A monitoring mechanism to improve the family court’s response to domestic abuse will be piloted next spring, the domestic abuse commissioner and victims commissioner have revealed.
The monitoring mechanism was one of several recommendations made last year by a panel of experts tasked by the government to review how the family courts deal with risk of harm to children and parents in private law children cases involving domestic abuse and other serious offences.
The panel recommended that a national monitoring team should be established within the office of the Domestic Abuse Commissioner to maintain oversight of and report regularly on the family courts’ performance in protecting children and victims from domestic abuse and other risks of harm in private law children’s proceedings.
Today, the commissioners published a report detailing the vision and aims of the new mechanism.
The report states that the findings from the mechanism will help to ensure the family justice system has a culture of safety and protection from harm, where: children's needs and the impact of domesic abuse are central considerations; survivors feel able to raise domestic abuse; and children and domestic abuse survivors feel listened to and respected.
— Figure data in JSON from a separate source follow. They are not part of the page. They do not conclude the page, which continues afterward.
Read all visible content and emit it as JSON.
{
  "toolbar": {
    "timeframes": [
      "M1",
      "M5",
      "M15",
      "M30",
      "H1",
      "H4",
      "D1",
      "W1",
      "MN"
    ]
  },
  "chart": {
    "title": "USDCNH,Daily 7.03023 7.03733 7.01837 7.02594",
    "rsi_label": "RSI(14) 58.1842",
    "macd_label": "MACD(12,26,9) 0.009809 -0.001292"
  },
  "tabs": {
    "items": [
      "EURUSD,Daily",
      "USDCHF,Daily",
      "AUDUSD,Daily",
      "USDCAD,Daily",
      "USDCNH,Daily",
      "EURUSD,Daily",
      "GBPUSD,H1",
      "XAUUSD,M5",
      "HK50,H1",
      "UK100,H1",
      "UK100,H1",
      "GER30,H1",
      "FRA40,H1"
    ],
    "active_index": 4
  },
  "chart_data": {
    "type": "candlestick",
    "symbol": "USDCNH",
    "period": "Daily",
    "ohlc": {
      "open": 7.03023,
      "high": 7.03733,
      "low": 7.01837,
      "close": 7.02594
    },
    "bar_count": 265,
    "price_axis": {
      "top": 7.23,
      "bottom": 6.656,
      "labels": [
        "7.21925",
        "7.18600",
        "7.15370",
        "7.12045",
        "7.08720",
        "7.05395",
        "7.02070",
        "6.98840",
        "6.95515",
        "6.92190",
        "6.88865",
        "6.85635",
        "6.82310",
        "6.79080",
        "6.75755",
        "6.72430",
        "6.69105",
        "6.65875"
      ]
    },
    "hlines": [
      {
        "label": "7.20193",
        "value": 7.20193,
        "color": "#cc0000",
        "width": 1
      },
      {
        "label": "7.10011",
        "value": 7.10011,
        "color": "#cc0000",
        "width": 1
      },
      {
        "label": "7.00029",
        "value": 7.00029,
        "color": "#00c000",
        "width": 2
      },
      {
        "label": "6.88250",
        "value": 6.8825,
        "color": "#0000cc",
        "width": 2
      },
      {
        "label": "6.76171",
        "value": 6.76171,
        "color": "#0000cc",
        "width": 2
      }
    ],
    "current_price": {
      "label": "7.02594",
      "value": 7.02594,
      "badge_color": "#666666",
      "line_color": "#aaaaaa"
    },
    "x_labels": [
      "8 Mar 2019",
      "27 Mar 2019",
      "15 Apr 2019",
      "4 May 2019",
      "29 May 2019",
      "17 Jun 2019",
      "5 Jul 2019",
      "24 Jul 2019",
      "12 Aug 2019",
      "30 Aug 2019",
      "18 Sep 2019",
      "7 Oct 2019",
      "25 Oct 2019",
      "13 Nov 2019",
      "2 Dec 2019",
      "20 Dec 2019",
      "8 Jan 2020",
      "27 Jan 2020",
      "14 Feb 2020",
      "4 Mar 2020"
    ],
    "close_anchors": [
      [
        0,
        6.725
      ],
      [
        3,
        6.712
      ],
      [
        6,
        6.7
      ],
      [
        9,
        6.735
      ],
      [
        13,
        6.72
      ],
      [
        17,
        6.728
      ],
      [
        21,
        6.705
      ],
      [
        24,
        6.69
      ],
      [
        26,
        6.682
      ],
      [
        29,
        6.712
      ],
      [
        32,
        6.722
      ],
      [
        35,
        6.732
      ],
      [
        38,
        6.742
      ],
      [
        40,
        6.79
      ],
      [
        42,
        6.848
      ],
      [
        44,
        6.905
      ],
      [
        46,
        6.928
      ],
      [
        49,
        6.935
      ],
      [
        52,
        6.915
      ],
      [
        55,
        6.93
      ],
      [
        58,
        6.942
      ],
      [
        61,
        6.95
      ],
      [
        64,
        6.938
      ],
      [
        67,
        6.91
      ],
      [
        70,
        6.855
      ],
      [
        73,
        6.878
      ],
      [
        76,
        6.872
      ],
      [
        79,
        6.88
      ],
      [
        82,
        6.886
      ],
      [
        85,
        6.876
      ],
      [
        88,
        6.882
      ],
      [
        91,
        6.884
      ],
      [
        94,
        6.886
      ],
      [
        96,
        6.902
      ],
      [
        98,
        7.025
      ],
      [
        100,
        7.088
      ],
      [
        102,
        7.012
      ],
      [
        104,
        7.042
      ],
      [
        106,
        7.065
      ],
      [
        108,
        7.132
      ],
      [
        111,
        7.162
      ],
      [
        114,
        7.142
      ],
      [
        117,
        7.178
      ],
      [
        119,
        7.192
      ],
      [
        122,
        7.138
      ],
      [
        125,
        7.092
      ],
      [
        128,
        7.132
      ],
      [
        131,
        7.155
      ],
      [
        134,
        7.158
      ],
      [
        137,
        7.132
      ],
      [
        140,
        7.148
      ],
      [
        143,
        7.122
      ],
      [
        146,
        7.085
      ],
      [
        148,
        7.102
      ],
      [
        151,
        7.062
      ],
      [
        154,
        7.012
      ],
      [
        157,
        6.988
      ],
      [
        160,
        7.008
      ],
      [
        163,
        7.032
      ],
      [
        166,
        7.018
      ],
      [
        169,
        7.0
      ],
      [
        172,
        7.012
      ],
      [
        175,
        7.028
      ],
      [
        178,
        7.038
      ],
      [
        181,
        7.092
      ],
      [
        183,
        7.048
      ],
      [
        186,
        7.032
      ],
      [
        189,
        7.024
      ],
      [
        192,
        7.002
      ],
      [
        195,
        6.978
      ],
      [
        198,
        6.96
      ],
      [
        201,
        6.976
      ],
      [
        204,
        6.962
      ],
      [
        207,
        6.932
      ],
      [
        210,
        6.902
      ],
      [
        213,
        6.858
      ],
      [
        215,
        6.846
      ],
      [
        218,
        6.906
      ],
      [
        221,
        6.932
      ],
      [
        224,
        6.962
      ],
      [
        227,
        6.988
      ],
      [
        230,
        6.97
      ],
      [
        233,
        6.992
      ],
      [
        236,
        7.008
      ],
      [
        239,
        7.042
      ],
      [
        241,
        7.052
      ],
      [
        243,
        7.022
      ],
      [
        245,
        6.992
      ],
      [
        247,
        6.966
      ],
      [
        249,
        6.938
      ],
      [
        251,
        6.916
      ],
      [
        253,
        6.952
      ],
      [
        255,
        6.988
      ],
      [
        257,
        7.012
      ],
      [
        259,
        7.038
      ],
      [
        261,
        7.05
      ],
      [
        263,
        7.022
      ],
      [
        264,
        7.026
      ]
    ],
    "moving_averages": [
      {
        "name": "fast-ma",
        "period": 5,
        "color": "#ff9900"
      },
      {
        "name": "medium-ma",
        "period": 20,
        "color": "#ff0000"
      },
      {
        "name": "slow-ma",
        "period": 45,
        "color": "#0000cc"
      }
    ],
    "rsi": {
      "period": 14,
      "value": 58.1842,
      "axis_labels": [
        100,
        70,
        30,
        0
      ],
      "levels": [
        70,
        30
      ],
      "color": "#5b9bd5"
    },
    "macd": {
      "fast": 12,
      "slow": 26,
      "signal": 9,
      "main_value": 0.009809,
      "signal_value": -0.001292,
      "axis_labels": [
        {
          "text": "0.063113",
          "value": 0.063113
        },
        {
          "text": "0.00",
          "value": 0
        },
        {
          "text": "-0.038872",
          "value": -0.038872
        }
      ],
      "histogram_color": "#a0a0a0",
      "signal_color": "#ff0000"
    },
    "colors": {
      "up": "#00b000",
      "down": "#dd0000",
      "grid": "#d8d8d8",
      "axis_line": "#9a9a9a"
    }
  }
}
Aims include increasing transparency and accountability within the family court on how domestic abuse allegations are treated during the court process.
The pilot, which will begin next spring, comprises two parts. A scoping exercise will be conducted to assess what data can be currently collected from various bodies such as HM Courts & Tribunals Service, Cafcass, Ministry of Justice and Legal Aid Agency. There will also be a ‘mixed methods monitoring pilot' across three court areas, culminating in a report after one year to include the design of a framework for longer-term monitoring nationally.
Priority monitoring areas include legal representation, pathways into court and how proceedings are conducted.